This new technology, known as anaerobic membrane bioreactor technology (AnMBR), is being developed by South African petrochemicals company Sasol and US electrical services firm General Electric. While it has been applied to other waste water streams, Sasol will be the first to do so in a gas-to-liquids (GTL) environment.
The technology is being refined at a new demonstration plant at Sasol's R&D Campus in Sasolburg in the Free State. Sasol is the world's biggest producer of motor fuel from coal.
The companies said in a statement on Wednesday that they expect the technology to be commercially ready by early in 2015. Sasol will have exclusive rights to apply this technology to its Fischer-Tropsch plants, while GE will have the right to market the technology for other industrial uses.
As a chemicals company, Sasol is a water-intensive operation. This development will help it save water - as well as "limit the negative impact that South Africa's water scarcity is having on the economy", the companies said in a statement.
"While sophisticated water-treatment technologies are already employed at Sasol's major operations, this particular development will enhance our efficiency even further," said Ernst Obersholster, Sasol group executive for international energy, new business development and technology.
How does it work?
AnMBR involves anaerobic micro-organisms that are able to live in environments devoid of oxygen, such as sediment layers on floors of lakes, dams and the ocean. These organisms are found everywhere - from the human digestive system, to under the earth's surface.
Sasol currently uses aerobic microbes to treat the effluents in many of its facilities as the Fischer-Tropsch process produces a stream rich in organic acids and alcohols. But while "traditional" aerobic-treatment technologies treat the effluent by converting the organic materials into carbon dioxide, the AnMBR technology converts them into a methane-rich biogas.
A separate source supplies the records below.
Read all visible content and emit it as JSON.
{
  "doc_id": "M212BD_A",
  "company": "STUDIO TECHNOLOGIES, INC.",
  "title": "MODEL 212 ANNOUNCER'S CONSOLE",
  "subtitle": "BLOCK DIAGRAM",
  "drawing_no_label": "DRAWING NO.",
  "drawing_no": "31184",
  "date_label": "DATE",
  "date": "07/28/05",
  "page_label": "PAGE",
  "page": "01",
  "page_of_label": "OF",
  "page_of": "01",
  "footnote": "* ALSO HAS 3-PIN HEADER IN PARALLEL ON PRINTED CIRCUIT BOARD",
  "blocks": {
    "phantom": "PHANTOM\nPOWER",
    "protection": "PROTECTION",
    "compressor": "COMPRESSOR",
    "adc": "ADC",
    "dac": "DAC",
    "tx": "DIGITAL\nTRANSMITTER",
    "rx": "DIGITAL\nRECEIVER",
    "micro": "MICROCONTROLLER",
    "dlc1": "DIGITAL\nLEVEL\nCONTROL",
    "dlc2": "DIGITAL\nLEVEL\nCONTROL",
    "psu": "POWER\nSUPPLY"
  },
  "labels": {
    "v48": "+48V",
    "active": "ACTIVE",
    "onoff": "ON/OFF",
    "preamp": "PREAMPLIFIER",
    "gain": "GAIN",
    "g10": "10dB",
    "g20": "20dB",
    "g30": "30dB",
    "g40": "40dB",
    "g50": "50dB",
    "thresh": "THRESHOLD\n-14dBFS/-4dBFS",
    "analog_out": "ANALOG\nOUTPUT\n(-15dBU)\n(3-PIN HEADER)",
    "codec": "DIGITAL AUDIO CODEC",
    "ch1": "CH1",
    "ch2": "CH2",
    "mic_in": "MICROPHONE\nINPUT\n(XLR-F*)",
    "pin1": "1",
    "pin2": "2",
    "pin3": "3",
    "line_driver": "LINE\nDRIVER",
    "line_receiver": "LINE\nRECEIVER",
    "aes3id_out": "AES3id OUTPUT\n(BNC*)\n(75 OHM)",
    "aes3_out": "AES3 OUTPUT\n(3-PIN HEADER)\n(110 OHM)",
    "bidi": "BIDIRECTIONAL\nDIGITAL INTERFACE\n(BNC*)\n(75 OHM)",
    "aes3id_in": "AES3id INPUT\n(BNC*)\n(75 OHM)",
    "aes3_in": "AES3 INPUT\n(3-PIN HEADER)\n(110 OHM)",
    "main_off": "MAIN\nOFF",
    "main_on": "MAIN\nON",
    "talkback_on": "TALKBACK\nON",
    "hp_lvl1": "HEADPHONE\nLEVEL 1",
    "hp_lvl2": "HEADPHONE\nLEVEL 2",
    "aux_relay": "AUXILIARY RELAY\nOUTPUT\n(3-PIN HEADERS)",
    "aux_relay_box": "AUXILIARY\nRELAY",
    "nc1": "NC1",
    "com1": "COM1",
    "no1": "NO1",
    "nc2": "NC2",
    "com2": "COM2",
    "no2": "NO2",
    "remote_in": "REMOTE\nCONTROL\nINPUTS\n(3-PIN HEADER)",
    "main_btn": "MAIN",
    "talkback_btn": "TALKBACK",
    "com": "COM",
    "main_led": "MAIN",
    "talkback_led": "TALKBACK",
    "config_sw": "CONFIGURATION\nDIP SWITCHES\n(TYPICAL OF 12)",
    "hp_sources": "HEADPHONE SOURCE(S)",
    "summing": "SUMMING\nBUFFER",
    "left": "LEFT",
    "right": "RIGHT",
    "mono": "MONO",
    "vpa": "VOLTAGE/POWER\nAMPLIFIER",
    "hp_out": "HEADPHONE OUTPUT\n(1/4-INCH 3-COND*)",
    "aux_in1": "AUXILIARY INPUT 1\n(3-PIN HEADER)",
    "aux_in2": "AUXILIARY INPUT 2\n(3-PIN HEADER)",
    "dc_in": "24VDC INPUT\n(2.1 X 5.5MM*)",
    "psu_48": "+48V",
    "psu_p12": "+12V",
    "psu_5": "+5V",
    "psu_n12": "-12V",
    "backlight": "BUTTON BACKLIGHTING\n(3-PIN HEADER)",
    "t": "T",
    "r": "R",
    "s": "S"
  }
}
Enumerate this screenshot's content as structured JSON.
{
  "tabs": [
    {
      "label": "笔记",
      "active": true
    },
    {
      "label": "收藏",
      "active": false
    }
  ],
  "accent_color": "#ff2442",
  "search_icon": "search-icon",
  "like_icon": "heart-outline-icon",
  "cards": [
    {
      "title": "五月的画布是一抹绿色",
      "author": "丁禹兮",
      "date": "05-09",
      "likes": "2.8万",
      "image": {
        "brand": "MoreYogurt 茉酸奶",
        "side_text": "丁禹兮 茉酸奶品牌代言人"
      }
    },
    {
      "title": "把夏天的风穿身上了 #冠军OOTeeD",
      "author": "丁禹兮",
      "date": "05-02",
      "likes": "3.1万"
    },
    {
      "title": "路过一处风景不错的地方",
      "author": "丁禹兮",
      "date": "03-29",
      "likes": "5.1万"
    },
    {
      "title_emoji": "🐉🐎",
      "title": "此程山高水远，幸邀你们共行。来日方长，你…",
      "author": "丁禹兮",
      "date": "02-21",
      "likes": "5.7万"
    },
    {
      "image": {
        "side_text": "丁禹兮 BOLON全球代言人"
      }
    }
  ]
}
This, in turn, can be used for power generation.
Another benefit of the AnMBR is that it produces almost 80% less waste bio-solids than the previous generation process.
"The organics in waste water generated from our operations have proven to be the ideal food, or substrate, for Anaerobic micro-organisms," said Thulani Dlamini, executive manager for research and development at Sasol Technology. "We will now continue to explore and develop this technology further with the potential for commercial application to our future GTL facilities."
While it has been developed in the petrochemical and refining environment, the AnMBR technology can also be used in other industries.